Pejabat yang ditunjuk wajib membuat Daftar Perseroan yang memuat data sebagau berikut :
a. Nama dan tempat kedudukan Perseroan;
b. maksud dan tujuan serta kegiatan usaha Perseroan;
c. jangka waktu pendirian Perseroan;
d. susunan permodalan Perseroan yang meliputi:
- modal dasar;
- modal ditempatkan dan disetor;
- jumlah saham dan nilai nominal saham;
- klasifikasi saham jika ada;
- bentuk setoran saham dan besaran nilainya.
e.

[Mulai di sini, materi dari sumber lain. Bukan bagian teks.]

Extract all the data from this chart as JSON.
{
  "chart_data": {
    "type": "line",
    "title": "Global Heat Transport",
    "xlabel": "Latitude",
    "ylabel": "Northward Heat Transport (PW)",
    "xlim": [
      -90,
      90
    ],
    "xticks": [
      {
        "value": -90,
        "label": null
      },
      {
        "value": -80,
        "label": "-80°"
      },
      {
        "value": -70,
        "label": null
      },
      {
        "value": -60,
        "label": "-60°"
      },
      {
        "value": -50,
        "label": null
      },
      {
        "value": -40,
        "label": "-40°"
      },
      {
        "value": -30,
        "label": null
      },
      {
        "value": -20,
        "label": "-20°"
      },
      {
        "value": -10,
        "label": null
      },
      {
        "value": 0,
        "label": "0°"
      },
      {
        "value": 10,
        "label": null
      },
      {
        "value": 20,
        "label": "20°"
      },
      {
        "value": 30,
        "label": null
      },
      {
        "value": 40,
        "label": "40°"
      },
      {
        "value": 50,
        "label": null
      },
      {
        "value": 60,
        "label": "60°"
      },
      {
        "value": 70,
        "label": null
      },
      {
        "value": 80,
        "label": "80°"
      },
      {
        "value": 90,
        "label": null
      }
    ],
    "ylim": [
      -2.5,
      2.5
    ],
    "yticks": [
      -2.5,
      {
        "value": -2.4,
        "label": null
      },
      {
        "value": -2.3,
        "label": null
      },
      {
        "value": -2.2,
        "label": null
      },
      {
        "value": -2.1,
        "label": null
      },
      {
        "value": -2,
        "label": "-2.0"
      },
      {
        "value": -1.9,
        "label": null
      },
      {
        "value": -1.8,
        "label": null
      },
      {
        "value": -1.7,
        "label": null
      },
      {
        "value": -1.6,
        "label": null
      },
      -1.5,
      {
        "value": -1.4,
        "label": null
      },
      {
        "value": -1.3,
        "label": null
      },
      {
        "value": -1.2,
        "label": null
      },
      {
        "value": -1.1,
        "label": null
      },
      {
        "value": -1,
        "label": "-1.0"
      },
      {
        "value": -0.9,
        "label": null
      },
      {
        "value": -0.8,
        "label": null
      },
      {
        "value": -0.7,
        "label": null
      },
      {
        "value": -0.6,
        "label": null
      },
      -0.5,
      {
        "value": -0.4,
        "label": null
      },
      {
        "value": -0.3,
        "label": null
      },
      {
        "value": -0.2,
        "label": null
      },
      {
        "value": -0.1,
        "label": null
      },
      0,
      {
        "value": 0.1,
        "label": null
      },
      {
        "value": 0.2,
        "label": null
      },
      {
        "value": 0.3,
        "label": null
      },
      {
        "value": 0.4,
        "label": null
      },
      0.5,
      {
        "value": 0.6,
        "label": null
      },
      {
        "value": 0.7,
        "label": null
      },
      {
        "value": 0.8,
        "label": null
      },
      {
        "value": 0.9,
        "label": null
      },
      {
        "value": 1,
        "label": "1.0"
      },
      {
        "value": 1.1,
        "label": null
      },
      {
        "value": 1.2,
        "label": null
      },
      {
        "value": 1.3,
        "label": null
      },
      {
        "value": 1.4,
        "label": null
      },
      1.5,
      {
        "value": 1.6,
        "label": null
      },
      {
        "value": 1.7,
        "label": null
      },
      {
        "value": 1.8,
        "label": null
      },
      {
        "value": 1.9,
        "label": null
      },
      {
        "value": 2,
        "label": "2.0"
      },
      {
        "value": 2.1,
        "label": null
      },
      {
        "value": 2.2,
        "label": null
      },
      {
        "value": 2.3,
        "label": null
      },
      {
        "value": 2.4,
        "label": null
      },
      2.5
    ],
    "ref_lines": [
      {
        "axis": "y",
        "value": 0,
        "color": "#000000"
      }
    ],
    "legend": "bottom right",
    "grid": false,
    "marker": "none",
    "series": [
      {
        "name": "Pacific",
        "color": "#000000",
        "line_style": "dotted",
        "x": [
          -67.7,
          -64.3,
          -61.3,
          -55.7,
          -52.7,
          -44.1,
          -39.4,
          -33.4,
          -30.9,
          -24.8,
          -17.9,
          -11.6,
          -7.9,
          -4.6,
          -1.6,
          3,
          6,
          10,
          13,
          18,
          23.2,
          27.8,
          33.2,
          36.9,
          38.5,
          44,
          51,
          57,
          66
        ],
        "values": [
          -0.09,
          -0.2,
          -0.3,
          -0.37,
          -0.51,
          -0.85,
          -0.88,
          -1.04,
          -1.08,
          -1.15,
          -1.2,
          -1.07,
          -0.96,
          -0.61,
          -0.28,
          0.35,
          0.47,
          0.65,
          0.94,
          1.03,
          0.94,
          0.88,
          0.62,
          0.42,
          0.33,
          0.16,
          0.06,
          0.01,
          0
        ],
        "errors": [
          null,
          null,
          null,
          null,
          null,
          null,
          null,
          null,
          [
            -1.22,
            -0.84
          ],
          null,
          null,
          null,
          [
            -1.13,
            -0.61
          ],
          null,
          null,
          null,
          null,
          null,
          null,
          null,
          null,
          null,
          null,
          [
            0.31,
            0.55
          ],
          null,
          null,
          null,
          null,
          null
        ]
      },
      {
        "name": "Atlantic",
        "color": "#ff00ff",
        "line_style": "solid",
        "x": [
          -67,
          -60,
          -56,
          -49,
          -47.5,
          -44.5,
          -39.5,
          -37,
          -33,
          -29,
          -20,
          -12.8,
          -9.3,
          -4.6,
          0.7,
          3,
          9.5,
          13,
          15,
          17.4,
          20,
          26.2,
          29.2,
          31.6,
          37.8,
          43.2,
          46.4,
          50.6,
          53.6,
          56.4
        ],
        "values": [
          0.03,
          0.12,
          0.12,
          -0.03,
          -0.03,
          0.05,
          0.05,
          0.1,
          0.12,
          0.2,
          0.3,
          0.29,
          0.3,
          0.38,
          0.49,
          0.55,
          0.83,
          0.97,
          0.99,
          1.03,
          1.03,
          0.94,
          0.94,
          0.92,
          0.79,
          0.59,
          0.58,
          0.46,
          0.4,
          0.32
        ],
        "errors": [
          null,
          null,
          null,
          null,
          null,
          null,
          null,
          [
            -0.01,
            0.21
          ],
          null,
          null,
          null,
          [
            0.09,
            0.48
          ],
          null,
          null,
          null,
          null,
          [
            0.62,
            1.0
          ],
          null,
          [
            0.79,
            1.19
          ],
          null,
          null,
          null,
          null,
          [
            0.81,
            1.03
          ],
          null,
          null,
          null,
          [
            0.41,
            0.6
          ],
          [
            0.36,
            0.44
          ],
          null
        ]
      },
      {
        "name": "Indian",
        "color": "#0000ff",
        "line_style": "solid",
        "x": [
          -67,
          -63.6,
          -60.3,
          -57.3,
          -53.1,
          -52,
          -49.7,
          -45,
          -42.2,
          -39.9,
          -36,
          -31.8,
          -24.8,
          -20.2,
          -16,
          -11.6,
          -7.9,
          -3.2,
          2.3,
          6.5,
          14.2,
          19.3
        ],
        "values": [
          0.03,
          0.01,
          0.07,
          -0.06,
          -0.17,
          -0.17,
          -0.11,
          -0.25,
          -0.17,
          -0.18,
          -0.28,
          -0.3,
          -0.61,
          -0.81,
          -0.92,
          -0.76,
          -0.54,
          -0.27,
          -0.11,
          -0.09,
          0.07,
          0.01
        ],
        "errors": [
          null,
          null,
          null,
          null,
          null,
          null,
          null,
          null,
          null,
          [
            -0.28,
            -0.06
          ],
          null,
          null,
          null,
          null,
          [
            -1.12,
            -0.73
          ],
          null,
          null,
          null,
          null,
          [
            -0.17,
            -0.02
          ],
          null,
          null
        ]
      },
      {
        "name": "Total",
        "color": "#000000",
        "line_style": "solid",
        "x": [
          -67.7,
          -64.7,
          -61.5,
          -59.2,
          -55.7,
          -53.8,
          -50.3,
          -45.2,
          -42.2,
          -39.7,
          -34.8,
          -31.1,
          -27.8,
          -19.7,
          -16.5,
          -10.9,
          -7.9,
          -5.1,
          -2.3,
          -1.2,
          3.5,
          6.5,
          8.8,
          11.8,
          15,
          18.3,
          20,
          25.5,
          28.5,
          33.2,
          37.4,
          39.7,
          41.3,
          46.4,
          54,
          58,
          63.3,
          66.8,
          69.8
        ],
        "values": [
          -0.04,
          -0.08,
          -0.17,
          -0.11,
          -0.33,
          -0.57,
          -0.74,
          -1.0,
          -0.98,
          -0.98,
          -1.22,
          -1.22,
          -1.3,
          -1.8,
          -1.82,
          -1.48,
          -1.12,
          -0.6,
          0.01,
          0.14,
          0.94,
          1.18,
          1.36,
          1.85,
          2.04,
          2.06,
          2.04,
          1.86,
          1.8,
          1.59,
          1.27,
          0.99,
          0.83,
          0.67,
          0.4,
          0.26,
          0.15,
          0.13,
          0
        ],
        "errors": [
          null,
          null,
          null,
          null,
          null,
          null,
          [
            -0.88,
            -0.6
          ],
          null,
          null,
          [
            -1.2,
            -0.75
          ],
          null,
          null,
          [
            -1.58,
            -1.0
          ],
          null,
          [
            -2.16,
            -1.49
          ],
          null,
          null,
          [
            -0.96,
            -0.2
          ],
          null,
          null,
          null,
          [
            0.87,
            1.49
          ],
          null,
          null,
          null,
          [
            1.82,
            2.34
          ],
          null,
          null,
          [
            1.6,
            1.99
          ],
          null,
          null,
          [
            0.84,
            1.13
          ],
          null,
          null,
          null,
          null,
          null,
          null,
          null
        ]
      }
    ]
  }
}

Alamat Perseroan yang meliputi:
- nama jalan, nomor kantor Perseroan dan jika ada RT/RW;
- kelurahan, kecamatan, kota/kabupaten dan provinsi;
- kode pos/nomor telepon dan fax.
f. nomor dan tanggal akta pendirian/akta perubahan anggaran serta nama dan tempat kedudukan notaris yang membuat akta;
g. nomor dan tanggal Keputusan Menteri mengenai pengesahan status badan hukum Perseroan/nomor dan tanggal Keputusan Menteri mengenai persetujuan perubahan anggaran dasar/penerimaan pemberitahuan Menteri.
h. nama lengkap dan alamat pemegang saham;
i. nama lengkap dan alamat anggota Direksi dan anggota dewan Komisaris;
j. nomor dan tanggal akta pembubaran, nama dan tempat kedudukan notaris yang membuat akta atau nomor dan tanggal penetapan pengadilan tentang pembubaran Perseroan;
k. tanggal berakhirnya status badan hukum Perseroan;
l. neraca dan laporan laba rugi Perseroan yang wajib diaudit.